40,000 is the figure representing the number of high school students that will attend this year's Ingando indoctrination camps in Rwanda. As the Kagame Times tells us, there are a total of 84 camps, located in each of the 30 districts. Ingando has been a state mandated right of passage for every graduating class since the 1994 genocide. Along with Umuganda (a monthly community service program) they are part of the wider government's program to re-create a new society and revise history.
Ingando is for all intent and purposes a mandatory activity. However, this is not decreed by the country's constitution. Regardless, failure to attend Ingando is akin to declaring oneself an enemy of the state--a serious crime anywhere in the world. If, for some reason, you refuse to participate, you would have to forget ever receiving your high school diploma or any other government service for that matter. That is at least what the government officials threaten. And we know that the consequences have already been felt by some sections of the population, in particular, members of the Jehovah Witnesses. Such people are referred to as as Ibipinga (plural) a derogatory term used to describe RPF opponents. In the late 1990s being called Igipinga meant in some cases, an automatic death sentence at the hands of RPF killing squads. Although the situation has improved, being Igipinga still comes with a lot of risks.
The government, obsessed with the urge to control as they are, believes that the three-week long camps can help teach the youths how to "love the country". They also claim that Ingando can be a tool for promoting reconciliation. This certainly would be the case, for instance, if the state was interested in teaching a more diverse version of Rwanda's history. However, this is far from the case. At the camps, the youth are forced to memorize the RPF's narrative and are also taught how to shoot guns. In the history lessons delivered by military instructors, everything that went wrong in Rwanda is blamed on the colonialists and members of the past Hutu regime. There is no mention of RPF's crimes both in Rwanda and the DRC.
Ingando camps would not happen without the participation of the church and the civil society. In fact, this is what scares me the most. That the entire civil society has been co-apted to advance Kagame's interest, with the devastating consequence of turning Rwanda into a complete totalitarian state. One of the leaders of these camps is Bishop Rucyahana, an influential Episcopalian minister, with close ties to the ruling regime.

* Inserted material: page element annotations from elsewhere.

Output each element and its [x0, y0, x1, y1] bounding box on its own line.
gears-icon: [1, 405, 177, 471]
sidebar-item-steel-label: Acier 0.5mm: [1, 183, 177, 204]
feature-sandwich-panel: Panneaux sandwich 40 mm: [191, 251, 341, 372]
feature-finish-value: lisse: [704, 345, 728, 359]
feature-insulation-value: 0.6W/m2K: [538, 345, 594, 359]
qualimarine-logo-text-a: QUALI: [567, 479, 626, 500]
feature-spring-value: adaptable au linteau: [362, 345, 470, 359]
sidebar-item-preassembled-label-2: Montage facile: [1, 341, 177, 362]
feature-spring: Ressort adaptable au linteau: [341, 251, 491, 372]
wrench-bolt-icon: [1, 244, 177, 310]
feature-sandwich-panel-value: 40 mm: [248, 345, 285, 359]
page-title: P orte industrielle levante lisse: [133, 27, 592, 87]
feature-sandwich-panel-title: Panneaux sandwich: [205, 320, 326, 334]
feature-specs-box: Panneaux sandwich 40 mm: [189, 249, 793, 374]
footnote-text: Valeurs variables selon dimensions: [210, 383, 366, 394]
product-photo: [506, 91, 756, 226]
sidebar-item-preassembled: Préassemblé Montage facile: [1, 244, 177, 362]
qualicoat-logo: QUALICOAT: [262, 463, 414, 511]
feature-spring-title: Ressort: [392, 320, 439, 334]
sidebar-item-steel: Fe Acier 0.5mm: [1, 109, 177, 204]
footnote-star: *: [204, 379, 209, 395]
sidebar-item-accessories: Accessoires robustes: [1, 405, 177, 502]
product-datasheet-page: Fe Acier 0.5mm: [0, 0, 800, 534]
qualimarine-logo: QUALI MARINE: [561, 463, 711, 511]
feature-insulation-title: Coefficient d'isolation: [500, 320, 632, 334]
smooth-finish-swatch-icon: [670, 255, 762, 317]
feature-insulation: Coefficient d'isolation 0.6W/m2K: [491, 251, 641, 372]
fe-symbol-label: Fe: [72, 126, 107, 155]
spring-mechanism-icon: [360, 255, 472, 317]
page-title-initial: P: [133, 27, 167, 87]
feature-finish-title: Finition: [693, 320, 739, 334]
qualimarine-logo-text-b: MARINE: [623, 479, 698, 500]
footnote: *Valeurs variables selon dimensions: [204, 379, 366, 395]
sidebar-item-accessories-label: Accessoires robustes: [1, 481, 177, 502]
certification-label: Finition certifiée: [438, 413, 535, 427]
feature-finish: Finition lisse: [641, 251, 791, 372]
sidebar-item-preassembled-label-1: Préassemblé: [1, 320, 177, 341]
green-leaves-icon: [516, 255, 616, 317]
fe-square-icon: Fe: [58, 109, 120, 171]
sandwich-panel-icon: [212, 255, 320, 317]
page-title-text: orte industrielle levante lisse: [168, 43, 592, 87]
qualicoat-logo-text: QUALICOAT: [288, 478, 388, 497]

In the past, the church abandoned the poor and became consumed with elite political interests even as the 1994 genocide occured. Sadly, the church is not keen to change. It is has lost the prophetic voice. Bishop Rucyahana represents this unhealthy union between the church and the state. By advancing RPF partisan interests and accepting to be used as tools by the Kagame regime, they are not different from leaders of the Roman Catholic Church who served as President Habyarimana's advisers in the 90s.
In fact, it is puzzling how much the situation has remained the same. President Habyarimana enjoyed deep support from the Vatican and from the Christian Democrats in Europe. Today, it is American Evangelicals, such as Rev. Rick Warren, who market the Kagame brand the most. Rev. Warren is said to have adopted a Rwandan citizenship (never mind that many natural-born Rwandas live in exile without such privilege) and dreams of making Rwanda "the first purpose driven nation".
Last year, at Kagame's swearing in ceremony (elections which were marred by intimidation and murder of opponents), the Rev. Warren devised the slogan Sibomana ("they are not God") to denounce RPF's opponents. He was implying that Kagame is God's chosen leader for Rwanda. How someone accused of genocide by the U.N. would help transform Rwanda into a "purpose driven nation" is difficult for many of us to comprehend. I could be wrong but as far as I know, there are no Christian heroes who killed that many people.
Many scholars have studied Ingando more closely and in greater detail than I have. Here I recommend the work of Dr. Susan Thomson who was forced to participate in them, which gave her a rare glimpse into how Ingando functions. Another excellent account is that of Chi Mgbako published by the Harvard Human Rights Journal. Almost all of these accounts conclude that Ingando is a tool of imposing the government's will on the people. It is a way for the government to break up the will of these young ones and transform them into "obedient and patriotic" citizens.
Regardless of what spin the government puts on it, it is unlikely that such a platform would advance reconciliation. People will not build unity based on deceit and coercion. It simply cannot happen; will not happen Programs such as Ingando are the remaining vestiges of communism and have no place in the 21st century.